My furious gaze found my neighbor.  I threw the shovel
down—the temptation to hit him with it was too great—and made a beeline for the
bastard in the green shirt.

“Gary?” I demanded.

He turned toward me.  He had thick black hair, rugged good
looks, and a nose that looked like it’d been punched one too many times—but not
nearly enough.  The low light worshiped the strong planes of his face,
particularly that stupid, pussy-liquefying dent in his chin. 
Damn him.

“Yeah?” the Devil said.

I slammed the bucket against his chest, making him stumble
back a step.  “What the
fuck
?”

He grabbed the bucket, preventing me from repeating the
move.  “It was an accident,” he said.

“It was
carelessness
and
stupidity
,” I spat. 
“I’ve been living here four years, and do you know how many times I’ve set the
woods on fire?”  I slapped the bucket from between us, making it bounce across
the rocks with a satisfying clatter, and I stabbed my finger into his chest.  Which
was very firm, I was very irritated to notice.  But nothing could stop me from
my tirade.  Not even his gorgeous green eyes, which I spent a moment too long
noticing were very, very green.  Beer bottle green.

Deep breath. 
Back on track.

“Zero.  None.  That fire could have spread and taken both
our cabins.  Hell, it would have probably killed me in my sleep if I hadn’t
woken up when I did.  I would have been
burned
alive
.”  I glared
up at him, panting with wrath.

“It’s the Fourth of July,” he said.  “We had fireworks. 
That’s what
normal
people do,” he said, running a judging gaze from my
wild, knotted hair down my stained, shapeless T-shirt to my ridiculous night
pants and my scarred, muddy boots, “on the Fourth of July.”

I bet he’d just be
shocked
if I showed him my
granny panties.  Not.  Stupid man.

“‘Normal people’ aren’t the most annoying bastards I’ve ever
met,” I said.  “‘Normal people’ don’t buzz a person’s cabin two dozen times in
one day, or play music loud enough to be heard miles away in the middle of the
fucking night, or let their drunk, stupid friends try to steal someone else’s canoe,
and then leave broken glass all over the beach.  I wonder—when you leave in a
couple days, how many beer cans will I find on the bottom of the lake?”

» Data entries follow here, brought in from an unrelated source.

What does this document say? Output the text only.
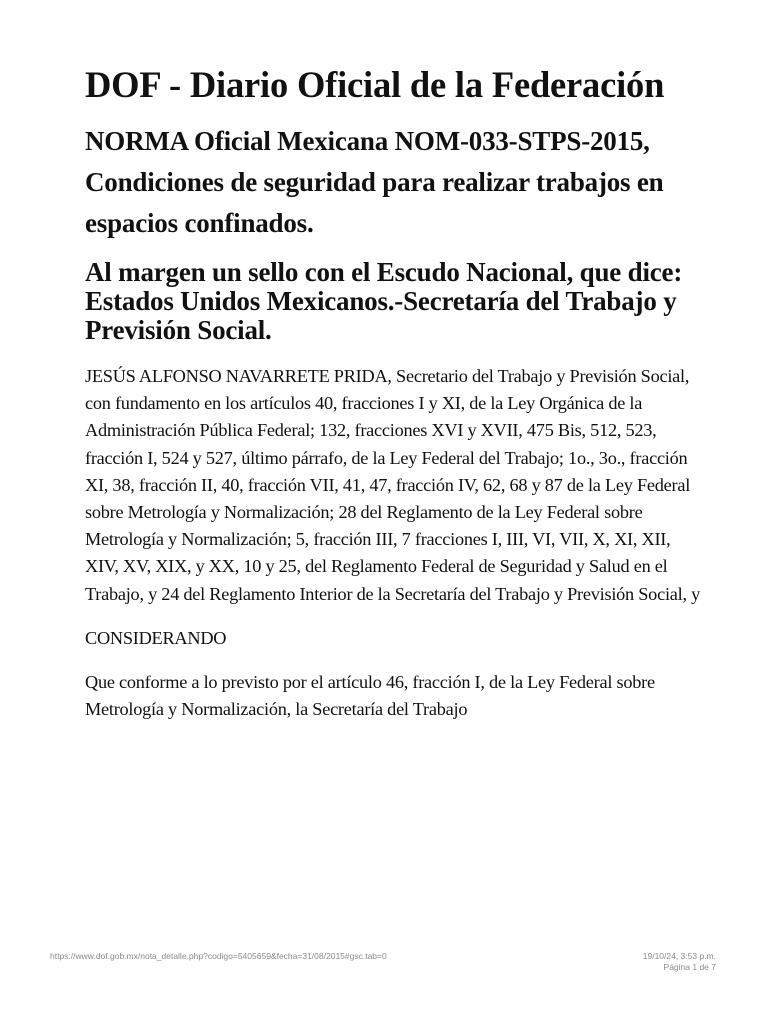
DOF - Diario Oficial de la Federación
NORMA Oficial Mexicana NOM-033-STPS-2015, Condiciones de seguridad para realizar trabajos en espacios confinados.
Al margen un sello con el Escudo Nacional, que dice: Estados Unidos Mexicanos.-Secretaría del Trabajo y Previsión Social.

JESÚS ALFONSO NAVARRETE PRIDA, Secretario del Trabajo y Previsión Social, con fundamento en los artículos 40, fracciones I y XI, de la Ley Orgánica de la Administración Pública Federal; 132, fracciones XVI y XVII, 475 Bis, 512, 523, fracción I, 524 y 527, último párrafo, de la Ley Federal del Trabajo; 1o., 3o., fracción XI, 38, fracción II, 40, fracción VII, 41, 47, fracción IV, 62, 68 y 87 de la Ley Federal sobre Metrología y Normalización; 28 del Reglamento de la Ley Federal sobre Metrología y Normalización; 5, fracción III, 7 fracciones I, III, VI, VII, X, XI, XII, XIV, XV, XIX, y XX, 10 y 25, del Reglamento Federal de Seguridad y Salud en el Trabajo, y 24 del Reglamento Interior de la Secretaría del Trabajo y Previsión Social, y

CONSIDERANDO

Que conforme a lo previsto por el artículo 46, fracción I, de la Ley Federal sobre Metrología y Normalización, la Secretaría del Trabajo

https://www.dof.gob.mx/nota_detalle.php?codigo=5405659&fecha=31/08/2015#gsc.tab=0	19/10/24, 3:53 p.m.
Página 1 de 7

He hooked his thumbs in his belt loops and rocked back on
his heels, looking way too unfazed by my yelling.  “Actually,” he said, “I’ll
be here all summer.”  He said it with a lazy grin that made me want to slap him
all over again.  I could practically feel that dark stubble burning my palm. 
And why did that thought bring a stab of lust along with it?

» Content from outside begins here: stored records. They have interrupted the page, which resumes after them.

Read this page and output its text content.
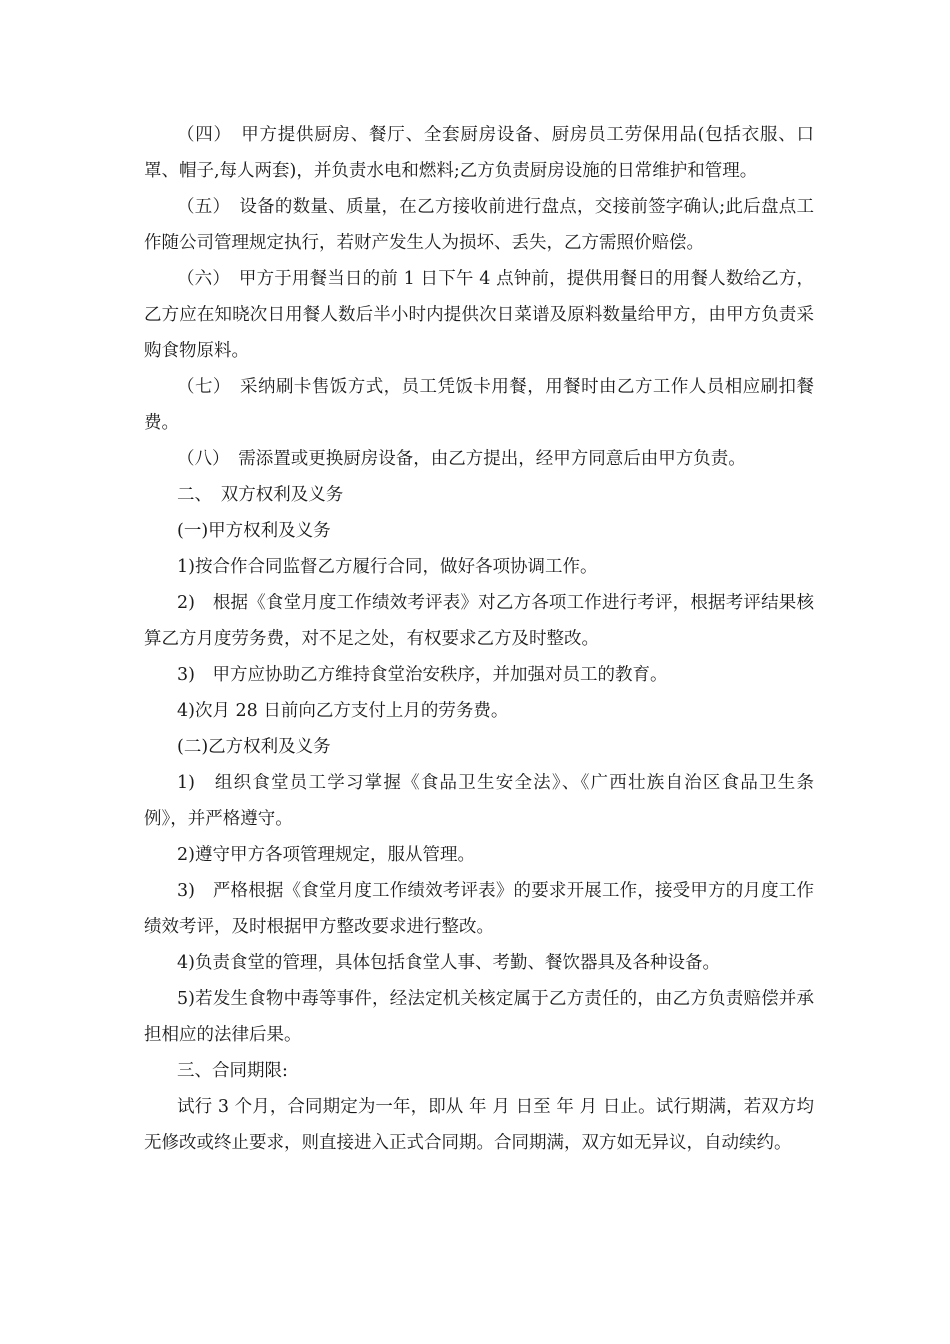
（四）　甲方提供厨房、餐厅、全套厨房设备、厨房员工劳保用品(包括衣服、口罩、帽子,每人两套)，并负责水电和燃料;乙方负责厨房设施的日常维护和管理。

（五）　设备的数量、质量，在乙方接收前进行盘点，交接前签字确认;此后盘点工作随公司管理规定执行，若财产发生人为损坏、丢失，乙方需照价赔偿。

（六）　甲方于用餐当日的前 1 日下午 4 点钟前，提供用餐日的用餐人数给乙方，乙方应在知晓次日用餐人数后半小时内提供次日菜谱及原料数量给甲方，由甲方负责采购食物原料。

（七）　采纳刷卡售饭方式，员工凭饭卡用餐，用餐时由乙方工作人员相应刷扣餐费。

（八）　需添置或更换厨房设备，由乙方提出，经甲方同意后由甲方负责。

二、　双方权利及义务

(一)甲方权利及义务

1)按合作合同监督乙方履行合同，做好各项协调工作。

2)　根据《食堂月度工作绩效考评表》对乙方各项工作进行考评，根据考评结果核算乙方月度劳务费，对不足之处，有权要求乙方及时整改。

3)　甲方应协助乙方维持食堂治安秩序，并加强对员工的教育。

4)次月 28 日前向乙方支付上月的劳务费。

(二)乙方权利及义务

1)　组织食堂员工学习掌握《食品卫生安全法》、《广西壮族自治区食品卫生条例》，并严格遵守。

2)遵守甲方各项管理规定，服从管理。

3)　严格根据《食堂月度工作绩效考评表》的要求开展工作，接受甲方的月度工作绩效考评，及时根据甲方整改要求进行整改。

4)负责食堂的管理，具体包括食堂人事、考勤、餐饮器具及各种设备。

5)若发生食物中毒等事件，经法定机关核定属于乙方责任的，由乙方负责赔偿并承担相应的法律后果。

三、合同期限:

试行 3 个月，合同期定为一年，即从 年 月 日至 年 月 日止。试行期满，若双方均无修改或终止要求，则直接进入正式合同期。合同期满，双方如无异议，自动续约。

But pure, unadulterated horror quickly followed, and I
groaned.  All summer?  I had a couple
months
of this to look forward to? 
I had a half-dozen more deadlines, which had seemed barely manageable with
full-time fish guiding and then my brothers’ visit here in a couple weeks.  But
with a human noisemaker right next door, constantly interrupting my train of
thought? 

Impossible.
  I started to hyperventilate.

“Your name’s Helly, right?” he said.  “The previous owners
told me about you.  I was wondering how someone got a name like Helly, but,” he
looked me up and down, “I think I’ve figured it out.”